Sir, - At a recent international conference, the Environment Minister, Noel Dempsey, declared that climate change would affect us all and that real action was now required to reduce the problem. What he failed to state was that this country is not playing its part in tackling global warming despite a binding EU regulation put in place to counteract the depletion of the ozone layer.
The regulation (2037/2000) deals with CFCs and implements EU commitments agreed by the parties to the Montreal Protocol on Substances that Deplete the Ozone Layer, an international treaty. The regulation came into effect in October 2000 and affects users, suppliers, maintenance engineers and those involved in the disposal of ozone-depleting substances.
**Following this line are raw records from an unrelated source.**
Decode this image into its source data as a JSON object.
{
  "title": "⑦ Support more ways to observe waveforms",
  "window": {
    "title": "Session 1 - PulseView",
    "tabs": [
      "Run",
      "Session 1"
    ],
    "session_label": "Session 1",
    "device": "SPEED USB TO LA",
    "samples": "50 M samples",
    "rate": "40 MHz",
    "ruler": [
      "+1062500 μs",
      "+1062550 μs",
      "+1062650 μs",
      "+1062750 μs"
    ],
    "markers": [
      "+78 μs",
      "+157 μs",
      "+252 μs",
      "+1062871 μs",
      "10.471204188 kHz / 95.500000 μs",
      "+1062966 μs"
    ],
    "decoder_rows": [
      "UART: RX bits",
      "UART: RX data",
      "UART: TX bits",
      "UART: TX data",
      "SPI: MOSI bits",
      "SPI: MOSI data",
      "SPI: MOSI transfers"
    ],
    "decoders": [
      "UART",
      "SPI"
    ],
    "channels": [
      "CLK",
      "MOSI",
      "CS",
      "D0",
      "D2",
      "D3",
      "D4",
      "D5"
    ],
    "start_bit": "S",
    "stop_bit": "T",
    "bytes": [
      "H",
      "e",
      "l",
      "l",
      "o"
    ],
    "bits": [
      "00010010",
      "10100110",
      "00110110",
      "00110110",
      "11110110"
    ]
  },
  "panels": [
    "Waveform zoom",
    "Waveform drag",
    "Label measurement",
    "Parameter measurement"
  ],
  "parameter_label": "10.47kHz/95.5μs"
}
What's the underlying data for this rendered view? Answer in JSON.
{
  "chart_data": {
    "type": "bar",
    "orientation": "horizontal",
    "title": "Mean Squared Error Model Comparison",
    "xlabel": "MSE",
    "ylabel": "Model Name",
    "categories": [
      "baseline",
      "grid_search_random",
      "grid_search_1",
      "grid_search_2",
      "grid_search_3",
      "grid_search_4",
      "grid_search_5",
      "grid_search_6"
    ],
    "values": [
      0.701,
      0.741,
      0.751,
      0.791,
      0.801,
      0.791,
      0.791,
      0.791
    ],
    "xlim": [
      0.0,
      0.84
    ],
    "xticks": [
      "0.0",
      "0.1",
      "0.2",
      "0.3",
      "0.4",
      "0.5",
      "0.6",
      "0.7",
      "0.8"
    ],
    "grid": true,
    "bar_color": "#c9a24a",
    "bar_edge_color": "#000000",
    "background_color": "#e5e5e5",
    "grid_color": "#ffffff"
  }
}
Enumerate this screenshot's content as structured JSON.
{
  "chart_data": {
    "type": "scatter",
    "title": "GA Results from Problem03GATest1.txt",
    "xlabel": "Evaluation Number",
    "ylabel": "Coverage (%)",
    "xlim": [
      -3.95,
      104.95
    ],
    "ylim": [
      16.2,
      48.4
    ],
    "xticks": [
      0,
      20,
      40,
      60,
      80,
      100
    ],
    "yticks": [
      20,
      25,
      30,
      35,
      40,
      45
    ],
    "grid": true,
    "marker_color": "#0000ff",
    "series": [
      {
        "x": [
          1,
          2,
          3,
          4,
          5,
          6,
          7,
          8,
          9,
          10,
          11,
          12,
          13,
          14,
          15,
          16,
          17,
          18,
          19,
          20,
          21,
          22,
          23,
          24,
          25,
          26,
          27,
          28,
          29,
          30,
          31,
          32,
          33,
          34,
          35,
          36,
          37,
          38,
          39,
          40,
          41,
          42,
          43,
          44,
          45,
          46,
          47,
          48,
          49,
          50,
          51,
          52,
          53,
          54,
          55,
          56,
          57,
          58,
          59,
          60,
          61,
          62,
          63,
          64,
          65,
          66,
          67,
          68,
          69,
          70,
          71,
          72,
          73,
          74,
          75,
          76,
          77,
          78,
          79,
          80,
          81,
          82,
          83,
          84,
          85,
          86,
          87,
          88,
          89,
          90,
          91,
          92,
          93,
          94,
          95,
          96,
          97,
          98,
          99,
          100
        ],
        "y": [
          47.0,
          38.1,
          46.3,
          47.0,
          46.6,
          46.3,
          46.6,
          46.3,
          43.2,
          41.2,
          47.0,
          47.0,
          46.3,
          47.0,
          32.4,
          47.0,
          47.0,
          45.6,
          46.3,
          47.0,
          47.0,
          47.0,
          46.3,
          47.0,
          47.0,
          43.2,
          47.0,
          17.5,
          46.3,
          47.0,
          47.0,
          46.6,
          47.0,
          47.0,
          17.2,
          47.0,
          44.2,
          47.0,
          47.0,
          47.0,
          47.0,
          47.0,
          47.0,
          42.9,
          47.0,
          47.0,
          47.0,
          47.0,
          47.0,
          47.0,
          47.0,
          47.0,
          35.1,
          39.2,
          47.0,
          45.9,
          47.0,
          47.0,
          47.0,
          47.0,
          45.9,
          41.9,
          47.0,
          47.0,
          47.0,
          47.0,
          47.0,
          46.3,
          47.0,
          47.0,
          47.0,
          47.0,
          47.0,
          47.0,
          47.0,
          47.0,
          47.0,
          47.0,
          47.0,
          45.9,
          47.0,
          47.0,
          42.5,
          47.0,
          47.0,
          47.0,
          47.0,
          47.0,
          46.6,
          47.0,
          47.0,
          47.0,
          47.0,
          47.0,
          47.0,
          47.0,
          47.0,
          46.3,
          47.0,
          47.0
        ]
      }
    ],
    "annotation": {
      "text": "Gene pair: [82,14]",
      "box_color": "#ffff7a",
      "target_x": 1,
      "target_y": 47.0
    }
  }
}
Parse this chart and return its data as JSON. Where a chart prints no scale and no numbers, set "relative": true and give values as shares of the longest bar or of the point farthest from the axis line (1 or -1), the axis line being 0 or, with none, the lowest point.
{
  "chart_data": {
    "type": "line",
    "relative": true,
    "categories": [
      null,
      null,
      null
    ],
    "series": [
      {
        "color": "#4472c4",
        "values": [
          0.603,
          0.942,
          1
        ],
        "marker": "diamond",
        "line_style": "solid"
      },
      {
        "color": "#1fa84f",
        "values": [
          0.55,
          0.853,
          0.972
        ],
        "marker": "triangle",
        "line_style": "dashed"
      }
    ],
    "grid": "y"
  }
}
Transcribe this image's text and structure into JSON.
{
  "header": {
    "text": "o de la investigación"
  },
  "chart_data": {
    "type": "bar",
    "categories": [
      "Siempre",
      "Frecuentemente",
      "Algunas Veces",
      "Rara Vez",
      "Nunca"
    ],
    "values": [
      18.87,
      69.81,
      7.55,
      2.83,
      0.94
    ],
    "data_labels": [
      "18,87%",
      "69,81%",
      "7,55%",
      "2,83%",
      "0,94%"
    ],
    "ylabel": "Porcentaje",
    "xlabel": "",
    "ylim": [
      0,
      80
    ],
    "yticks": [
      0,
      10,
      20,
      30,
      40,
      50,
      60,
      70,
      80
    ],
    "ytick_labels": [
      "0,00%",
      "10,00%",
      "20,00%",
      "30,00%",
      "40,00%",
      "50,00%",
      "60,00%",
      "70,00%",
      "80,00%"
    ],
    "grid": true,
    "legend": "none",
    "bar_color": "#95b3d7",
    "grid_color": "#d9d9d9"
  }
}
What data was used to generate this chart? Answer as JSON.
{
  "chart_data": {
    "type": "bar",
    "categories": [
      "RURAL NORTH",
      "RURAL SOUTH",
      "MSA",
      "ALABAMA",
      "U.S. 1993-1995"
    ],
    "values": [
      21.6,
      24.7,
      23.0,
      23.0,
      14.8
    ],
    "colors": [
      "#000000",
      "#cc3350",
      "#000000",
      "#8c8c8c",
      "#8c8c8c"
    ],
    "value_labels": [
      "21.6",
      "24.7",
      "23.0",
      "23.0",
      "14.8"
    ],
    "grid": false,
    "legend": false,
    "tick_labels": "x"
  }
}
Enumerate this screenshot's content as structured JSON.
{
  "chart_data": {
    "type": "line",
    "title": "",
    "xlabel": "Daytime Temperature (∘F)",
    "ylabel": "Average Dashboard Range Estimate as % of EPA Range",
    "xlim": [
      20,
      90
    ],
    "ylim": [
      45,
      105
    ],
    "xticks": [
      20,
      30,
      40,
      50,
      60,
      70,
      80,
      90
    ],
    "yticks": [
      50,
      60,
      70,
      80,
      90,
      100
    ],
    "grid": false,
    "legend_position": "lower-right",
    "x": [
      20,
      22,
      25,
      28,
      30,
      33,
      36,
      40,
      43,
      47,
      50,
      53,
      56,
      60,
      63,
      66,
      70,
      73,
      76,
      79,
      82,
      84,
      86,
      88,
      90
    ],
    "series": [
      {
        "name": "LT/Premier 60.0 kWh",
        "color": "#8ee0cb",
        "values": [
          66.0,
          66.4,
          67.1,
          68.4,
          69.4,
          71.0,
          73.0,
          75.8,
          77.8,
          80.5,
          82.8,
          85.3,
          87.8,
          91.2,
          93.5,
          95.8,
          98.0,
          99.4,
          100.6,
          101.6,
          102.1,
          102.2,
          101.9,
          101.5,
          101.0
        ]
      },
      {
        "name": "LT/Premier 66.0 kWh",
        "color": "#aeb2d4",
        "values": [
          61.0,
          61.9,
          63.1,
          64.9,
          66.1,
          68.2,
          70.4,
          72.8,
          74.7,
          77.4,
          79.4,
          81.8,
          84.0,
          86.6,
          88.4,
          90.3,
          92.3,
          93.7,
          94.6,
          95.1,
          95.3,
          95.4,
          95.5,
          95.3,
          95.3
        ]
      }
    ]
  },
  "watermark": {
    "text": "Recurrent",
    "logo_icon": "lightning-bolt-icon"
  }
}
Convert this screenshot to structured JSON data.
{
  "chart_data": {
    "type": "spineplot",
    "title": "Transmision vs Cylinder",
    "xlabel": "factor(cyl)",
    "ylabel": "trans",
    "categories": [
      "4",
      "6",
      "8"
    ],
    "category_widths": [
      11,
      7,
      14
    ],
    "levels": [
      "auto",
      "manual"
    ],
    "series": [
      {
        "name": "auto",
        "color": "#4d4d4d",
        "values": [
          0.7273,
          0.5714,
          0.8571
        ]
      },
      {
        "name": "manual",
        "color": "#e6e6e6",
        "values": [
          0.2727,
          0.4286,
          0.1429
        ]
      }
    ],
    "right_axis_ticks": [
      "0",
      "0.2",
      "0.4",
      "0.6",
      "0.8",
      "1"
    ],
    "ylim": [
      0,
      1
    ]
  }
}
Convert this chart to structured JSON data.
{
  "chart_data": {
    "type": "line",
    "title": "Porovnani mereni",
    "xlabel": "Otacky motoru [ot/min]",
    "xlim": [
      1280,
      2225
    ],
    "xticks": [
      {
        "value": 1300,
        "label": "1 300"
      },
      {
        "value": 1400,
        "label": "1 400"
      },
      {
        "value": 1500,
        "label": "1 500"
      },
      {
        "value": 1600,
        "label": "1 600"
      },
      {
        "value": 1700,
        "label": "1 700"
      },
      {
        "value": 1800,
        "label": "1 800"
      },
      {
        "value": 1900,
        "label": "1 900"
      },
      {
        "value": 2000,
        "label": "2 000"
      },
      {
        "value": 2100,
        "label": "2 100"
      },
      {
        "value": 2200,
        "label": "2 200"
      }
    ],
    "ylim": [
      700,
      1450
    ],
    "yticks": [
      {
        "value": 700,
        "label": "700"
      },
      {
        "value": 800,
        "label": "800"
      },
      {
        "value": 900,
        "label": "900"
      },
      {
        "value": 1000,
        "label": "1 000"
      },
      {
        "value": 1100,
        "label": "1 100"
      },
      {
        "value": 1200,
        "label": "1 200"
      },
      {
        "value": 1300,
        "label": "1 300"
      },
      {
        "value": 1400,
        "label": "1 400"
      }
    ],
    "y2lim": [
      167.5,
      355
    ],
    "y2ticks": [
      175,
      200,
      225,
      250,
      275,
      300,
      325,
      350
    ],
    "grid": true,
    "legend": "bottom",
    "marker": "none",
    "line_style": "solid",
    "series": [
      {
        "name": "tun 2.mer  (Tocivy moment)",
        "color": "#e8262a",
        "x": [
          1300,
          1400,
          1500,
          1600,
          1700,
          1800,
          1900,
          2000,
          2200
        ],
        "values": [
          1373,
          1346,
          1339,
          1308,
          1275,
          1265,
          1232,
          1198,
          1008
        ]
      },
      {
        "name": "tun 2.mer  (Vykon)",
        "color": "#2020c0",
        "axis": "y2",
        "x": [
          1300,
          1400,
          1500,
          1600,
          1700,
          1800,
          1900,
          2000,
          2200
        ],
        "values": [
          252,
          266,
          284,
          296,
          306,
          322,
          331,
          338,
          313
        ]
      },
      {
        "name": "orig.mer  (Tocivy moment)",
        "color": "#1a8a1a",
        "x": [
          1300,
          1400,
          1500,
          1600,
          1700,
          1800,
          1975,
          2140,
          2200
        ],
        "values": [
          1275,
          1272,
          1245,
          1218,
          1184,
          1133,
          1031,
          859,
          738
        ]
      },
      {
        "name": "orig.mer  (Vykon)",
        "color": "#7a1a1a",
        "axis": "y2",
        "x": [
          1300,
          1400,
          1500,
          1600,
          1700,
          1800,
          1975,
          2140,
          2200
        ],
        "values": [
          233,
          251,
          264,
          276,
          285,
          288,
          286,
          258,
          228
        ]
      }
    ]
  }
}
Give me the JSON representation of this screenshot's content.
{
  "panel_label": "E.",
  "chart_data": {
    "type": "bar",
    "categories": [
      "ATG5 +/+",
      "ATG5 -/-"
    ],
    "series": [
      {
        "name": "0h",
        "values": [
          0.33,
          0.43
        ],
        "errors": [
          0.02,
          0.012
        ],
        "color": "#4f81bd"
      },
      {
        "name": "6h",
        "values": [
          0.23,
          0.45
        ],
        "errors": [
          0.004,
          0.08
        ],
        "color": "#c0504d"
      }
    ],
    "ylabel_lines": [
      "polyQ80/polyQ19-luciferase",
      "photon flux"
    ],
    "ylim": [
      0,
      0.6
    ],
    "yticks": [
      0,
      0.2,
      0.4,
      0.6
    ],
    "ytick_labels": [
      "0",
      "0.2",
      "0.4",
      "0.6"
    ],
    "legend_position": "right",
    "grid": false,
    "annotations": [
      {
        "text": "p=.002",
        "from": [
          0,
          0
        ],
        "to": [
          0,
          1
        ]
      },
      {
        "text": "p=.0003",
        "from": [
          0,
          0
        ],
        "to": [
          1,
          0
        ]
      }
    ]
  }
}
Since last January CFCs should have been recovered during the servicing and maintenance of refrigerating equipment used in commercial or industrial applications. This ought to have been overseen and policed by the Department of the Environment. Furthermore, fixed refrigeration units should be checked annually for leakage.
From January 2002 all domestic fridges that are being discarded will have to have CFCs removed. No longer can fridges be sent to landfill. CFCs in fridge foam will be classified as hazardous waste and must be destroyed by an environmentally acceptable technology. This has major implications for county councils, the EPA, recycling centres and landfill sites. However, no strategy has been developed to implement this regulation and knowledge about it within the agencies appears minimal.
By contrast, plans are in place in the UK to build centres for the degassing of old fridges and the destruction of CFCs. Three centres are in preparation at a cost of £5 million each. Prior to the commissioning of these centres, large storage areas are planned to hold unwanted fridges.
With less than six weeks to go before the introduction of restrictions on the dumping of domestic fridges, no clear policies or procedures are in place in this country and trade controls are non-existent. Frankly it is a mess. What started off as a great idea to save the ozone layer will, thanks to government inaction, lead to old fridges being dumped on every road and ditch in the country.
If every industrialised country treats the Montreal Protocol the way we do, I am afraid that Irish Ministers for the Environment will be attending international conferences on climate change for centuries to come. - Yours, etc.,
Cllr Michael O'Dowd, Balgathern, Drogheda, Co Louth.